The Hollow Tree, a locally-beloved 800-year-old Western Red Cedar stump in Vancouver’s Stanley Park, has gone through its fair share of tribulations. It has withstood a destructive windstorm, a mysterious fire, and a battle for its removal by citizens who considered it hazardous. Yet nostalgia-driven community initiatives like of the Hollow Tree Conservation Society successfully preserved the arboreal icon. Now, to commemorate the Hollow Tree’s hallowed history, a sculpture in its likeness has been created by none other than Vancouver’s Douglas Coupland.
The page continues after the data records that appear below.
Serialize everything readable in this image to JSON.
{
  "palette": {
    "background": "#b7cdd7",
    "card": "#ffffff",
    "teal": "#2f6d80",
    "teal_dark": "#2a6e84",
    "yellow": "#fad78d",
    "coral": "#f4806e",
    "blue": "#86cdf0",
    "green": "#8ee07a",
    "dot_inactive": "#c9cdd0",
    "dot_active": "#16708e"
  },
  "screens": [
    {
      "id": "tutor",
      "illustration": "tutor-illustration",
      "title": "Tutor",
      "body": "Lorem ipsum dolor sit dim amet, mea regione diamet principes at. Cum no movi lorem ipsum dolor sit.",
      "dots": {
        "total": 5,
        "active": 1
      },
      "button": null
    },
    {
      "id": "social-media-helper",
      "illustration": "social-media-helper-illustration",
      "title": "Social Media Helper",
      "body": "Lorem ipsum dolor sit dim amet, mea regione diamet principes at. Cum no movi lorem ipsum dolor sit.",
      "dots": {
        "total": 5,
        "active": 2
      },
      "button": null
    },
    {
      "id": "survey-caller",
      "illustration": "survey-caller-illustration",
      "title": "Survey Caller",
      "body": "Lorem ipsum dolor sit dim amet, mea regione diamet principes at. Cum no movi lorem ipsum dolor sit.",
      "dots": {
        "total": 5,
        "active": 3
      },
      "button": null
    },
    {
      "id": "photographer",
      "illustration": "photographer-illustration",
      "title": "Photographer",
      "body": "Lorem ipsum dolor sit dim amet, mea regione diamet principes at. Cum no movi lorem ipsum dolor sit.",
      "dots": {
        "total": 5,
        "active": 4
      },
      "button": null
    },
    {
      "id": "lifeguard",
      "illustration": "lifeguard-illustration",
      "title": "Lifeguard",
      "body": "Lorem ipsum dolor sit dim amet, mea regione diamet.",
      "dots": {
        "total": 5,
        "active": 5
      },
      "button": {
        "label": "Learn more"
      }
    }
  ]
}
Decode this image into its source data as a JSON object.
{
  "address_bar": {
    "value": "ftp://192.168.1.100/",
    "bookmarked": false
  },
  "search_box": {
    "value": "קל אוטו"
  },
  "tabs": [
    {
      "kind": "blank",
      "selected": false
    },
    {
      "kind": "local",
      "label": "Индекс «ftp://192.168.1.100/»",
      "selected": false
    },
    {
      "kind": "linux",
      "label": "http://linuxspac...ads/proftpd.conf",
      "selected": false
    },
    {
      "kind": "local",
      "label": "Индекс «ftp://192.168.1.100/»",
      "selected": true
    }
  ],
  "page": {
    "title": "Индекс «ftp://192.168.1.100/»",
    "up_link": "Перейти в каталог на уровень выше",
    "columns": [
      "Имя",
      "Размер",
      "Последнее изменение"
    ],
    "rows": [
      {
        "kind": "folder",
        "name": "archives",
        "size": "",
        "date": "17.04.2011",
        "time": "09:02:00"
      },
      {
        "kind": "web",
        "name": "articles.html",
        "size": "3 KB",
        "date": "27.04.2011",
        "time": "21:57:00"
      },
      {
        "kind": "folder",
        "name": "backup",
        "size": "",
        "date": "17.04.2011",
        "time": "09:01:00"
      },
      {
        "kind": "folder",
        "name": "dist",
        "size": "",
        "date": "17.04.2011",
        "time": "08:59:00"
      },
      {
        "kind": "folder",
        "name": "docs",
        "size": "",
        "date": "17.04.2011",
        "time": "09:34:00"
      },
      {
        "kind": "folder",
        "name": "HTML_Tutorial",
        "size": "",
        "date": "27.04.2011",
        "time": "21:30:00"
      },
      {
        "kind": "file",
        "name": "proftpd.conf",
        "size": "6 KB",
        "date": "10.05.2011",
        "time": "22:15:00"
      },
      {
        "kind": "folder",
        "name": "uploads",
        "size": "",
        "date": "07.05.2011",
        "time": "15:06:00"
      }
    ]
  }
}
Golden Tree was recently unveiled in the plaza of the new residential community MC2 at the corner of South West Marine Drive and Cambie Street. The 13-metre-tall metallic tree is only one component of the public artwork: mounted behind is a 7.6 by 12.2 metre photograph by Coupland of Stanley Park’s woodland scenery. Coupland notes that he used to find the South Vancouver location to be a “spooky” and “horrible” corner of the city, but its growth in vivacity has introduced business, shopping, and housing developments—evidence of Vancouver’s life force steady movement eastward. Juxtaposed against Golden Tree’s urban setting, the image of Stanley Park serves as both a reminder of and a connection to the Hollow Tree’s home.
Although an exact replica of the Hollow Tree in its scale and dimensions, the fibreglass, resin, and steel sculpture has two noticeable differences from its source of inspiration: the obvious titular gold finish (an induction of sorts into the 21st century), and, perhaps more curious, rather than being a straightforward duplicate of the Hollow Tree, the statue was constructed in its mirror image. “I’ve always thought that going through the mirror as a metaphor is a wonderful way of changing extremely rapidly and beautifully,” Coupland says. “Suddenly, your head’s really engaged with the issue… It makes you question, why is it a mirror image? It seems like the tree has gone through some sort of journey—and now it’s here on the other side.”
Placing the tree on this “other side”—of both Coupland’s metaphorical magic mirror and the city—pays homage to the original. Rather than attempting to replace, Golden Tree acts as a reflection that prompts Vancouverites to consider the relationship between the natural world and the developing metropolis. Stump-side selfies are encouraged. This is the future, after all.